Graduate student Shiuan-Tze Wu led a study of some ingenious organization into the odor-sensing cells of fruit flies. He and his collaborators at the La Jolla campus of UC San Diego found that the odor-detector cells in the insects’ antennae talk to one another in a way that saves brainpower. It’s all so impressive that the senior author of the report called it “simple yet elegant,” according to the UC San Diego News Center.¹

The team published in the Proceedings of the National Academy of Sciences.² They ran a series of tests on the cells, each called an olfactory receptor neuron (ORN). The cells partner up into sets called sensilla—mostly in pairs, but sometimes in groups of up to four cells.

Their results showed that one neuron in the set stimulates a particular behavior, while its partner neuron inhibits that same behavior. Example fruit fly behaviors include attraction to vinegar or promotion of egg-laying. The PNAS study authors wrote, “A striking pattern emerged…ORNs housed in the same sensillum antagonistically regulate the same behavior.”²

The team built an olfactory map that identifies exactly which receptor pairs detect and process specific odors. Researchers refer to the electrochemical interaction between these cells as valence opponency. These interactions enable ORNs to do two things at once: They detect odors and regulate their own signals. How do they do it?

Electrochemicals dance across the tiny space between neurons in a sensillum. Together, these diminutive detectors quickly calculate the proper amount and preferred effect of each odor before they send a “do” or “don’t” message. This saves the fly brain’s computing power which might otherwise get overwhelmed with a barrage of confusing scents.

When sensors are arranged in an arbitrary manner (top), conflicting odor information may confuse animals. However, the valence-based organization in fruit flies can selectively transmit positive or negative valence odor information to effectively guide behaviors.

Image credit: Johnatan Aljadeff via UCSD News Center. Adapted for use in accordance with federal copyright (fair use doctrine) law. Usage by ICR does not imply endorsement of copyright holders.

Without these elegantly paired neurons, the fruit fly brain would take more time to process what the fly is smelling. It would also take more energy.

How ingenious is all this? For that matter, how does ingenuity like this even happen? Study coauthor Johnatan Aldajeff told UCSD, “We found that nature has chosen a specific way of structuring this sensory assay.” Nature chose? Really?

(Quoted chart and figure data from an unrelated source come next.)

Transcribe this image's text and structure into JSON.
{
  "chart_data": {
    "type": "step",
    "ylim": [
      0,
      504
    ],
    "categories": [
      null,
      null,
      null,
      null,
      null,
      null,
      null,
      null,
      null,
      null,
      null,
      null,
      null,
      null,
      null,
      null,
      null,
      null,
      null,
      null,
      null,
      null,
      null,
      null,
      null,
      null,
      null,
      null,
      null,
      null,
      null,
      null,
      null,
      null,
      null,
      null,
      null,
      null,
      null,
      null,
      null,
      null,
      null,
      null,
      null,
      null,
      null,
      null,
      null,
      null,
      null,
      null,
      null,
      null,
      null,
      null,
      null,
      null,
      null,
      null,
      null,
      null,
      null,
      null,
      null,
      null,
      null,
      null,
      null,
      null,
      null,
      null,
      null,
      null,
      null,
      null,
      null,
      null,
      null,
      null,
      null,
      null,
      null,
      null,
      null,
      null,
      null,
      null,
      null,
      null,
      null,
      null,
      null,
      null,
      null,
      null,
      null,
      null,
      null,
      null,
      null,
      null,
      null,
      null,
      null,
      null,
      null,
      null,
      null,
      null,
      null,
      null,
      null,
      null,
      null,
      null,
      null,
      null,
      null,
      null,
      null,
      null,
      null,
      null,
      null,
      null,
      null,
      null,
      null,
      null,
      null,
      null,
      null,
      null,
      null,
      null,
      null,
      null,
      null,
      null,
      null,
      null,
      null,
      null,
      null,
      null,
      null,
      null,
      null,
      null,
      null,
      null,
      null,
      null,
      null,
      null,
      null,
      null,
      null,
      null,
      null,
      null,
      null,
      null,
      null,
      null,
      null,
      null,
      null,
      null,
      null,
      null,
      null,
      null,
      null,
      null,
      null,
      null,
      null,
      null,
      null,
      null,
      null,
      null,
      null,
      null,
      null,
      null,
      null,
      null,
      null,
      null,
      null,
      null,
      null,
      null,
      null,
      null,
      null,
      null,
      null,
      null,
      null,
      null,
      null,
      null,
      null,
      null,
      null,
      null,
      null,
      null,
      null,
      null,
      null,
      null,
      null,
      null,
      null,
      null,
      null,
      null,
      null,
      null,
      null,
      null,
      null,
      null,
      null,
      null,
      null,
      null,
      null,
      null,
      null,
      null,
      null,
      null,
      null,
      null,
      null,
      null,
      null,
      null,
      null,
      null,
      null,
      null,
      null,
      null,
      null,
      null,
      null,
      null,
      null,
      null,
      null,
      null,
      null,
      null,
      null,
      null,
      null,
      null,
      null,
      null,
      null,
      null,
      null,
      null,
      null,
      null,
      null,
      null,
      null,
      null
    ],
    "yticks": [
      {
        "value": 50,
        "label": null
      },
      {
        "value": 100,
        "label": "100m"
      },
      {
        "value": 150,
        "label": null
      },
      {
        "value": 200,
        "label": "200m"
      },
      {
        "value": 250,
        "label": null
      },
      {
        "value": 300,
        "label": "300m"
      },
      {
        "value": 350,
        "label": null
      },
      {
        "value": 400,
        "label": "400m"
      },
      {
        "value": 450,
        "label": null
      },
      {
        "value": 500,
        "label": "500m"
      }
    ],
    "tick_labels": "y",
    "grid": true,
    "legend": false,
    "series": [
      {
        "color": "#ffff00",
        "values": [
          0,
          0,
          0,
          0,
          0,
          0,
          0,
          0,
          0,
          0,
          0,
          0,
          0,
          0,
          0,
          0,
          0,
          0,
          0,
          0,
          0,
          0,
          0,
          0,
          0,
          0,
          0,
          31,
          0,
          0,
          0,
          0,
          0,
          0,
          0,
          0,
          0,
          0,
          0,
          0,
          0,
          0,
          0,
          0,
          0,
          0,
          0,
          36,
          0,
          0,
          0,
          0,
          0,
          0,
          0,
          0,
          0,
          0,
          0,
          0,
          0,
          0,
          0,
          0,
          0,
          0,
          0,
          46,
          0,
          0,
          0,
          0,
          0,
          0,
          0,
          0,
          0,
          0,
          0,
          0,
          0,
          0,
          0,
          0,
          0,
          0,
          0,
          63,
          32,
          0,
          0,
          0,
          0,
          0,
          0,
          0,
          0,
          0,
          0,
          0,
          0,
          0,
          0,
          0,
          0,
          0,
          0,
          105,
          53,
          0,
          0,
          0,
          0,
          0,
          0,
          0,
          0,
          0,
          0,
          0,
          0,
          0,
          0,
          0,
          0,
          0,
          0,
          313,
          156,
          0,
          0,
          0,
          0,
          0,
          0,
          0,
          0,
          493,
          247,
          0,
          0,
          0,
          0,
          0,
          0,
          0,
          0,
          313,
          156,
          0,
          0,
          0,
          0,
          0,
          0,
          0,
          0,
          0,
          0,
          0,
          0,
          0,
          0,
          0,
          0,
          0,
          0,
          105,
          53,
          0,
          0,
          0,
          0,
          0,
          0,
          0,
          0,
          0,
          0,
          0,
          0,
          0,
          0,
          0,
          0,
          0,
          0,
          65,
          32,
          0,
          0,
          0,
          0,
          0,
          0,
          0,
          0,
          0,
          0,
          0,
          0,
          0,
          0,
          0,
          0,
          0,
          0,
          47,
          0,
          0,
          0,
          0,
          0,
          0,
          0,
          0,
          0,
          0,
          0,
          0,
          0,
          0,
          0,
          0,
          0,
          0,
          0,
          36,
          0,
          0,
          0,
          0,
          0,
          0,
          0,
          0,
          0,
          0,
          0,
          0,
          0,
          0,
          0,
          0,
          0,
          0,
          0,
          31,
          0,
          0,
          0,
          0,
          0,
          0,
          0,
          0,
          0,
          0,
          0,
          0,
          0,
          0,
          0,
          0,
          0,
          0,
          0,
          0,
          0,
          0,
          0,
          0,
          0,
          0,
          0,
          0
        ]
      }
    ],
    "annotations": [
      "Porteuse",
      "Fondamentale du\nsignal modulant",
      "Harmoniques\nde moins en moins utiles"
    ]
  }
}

When, how, and where does nature actually make choices? And if he’s using metaphorical language so that nature didn’t actually choose anything, then who actually did make the required choices to organize fruit fly sensilla?

If nature really does make design and construction choices, then where are the examples? In the real world, choices come from sentient choice-makers.

Nature is as poor a substitute for a Creator as a puddle of pigment is for a painter. An unbiased view clears the way to attribute the “marvel” of these “simple yet elegant” dual-function fruit fly nerve cells to the work of a Person with the power to choose.

References
1. Aguillera, M. A Map for the Sense of Smell. UC San Diego News Center. Posted on ucsdnews.ucsd.edu January 28, 2022, accessed February 9, 2022.
2. Wu, Shiuan-Tze, et al. 2022. Valence opponency in peripheral olfactory processing. Proceedings of the National Academy of Sciences. 119(5): e2120134119.

*Dr. Brian Thomas is Research Scientist at the Institute for Creation Research and earned his Ph.D. in paleobiochemistry from the University of Liverpool.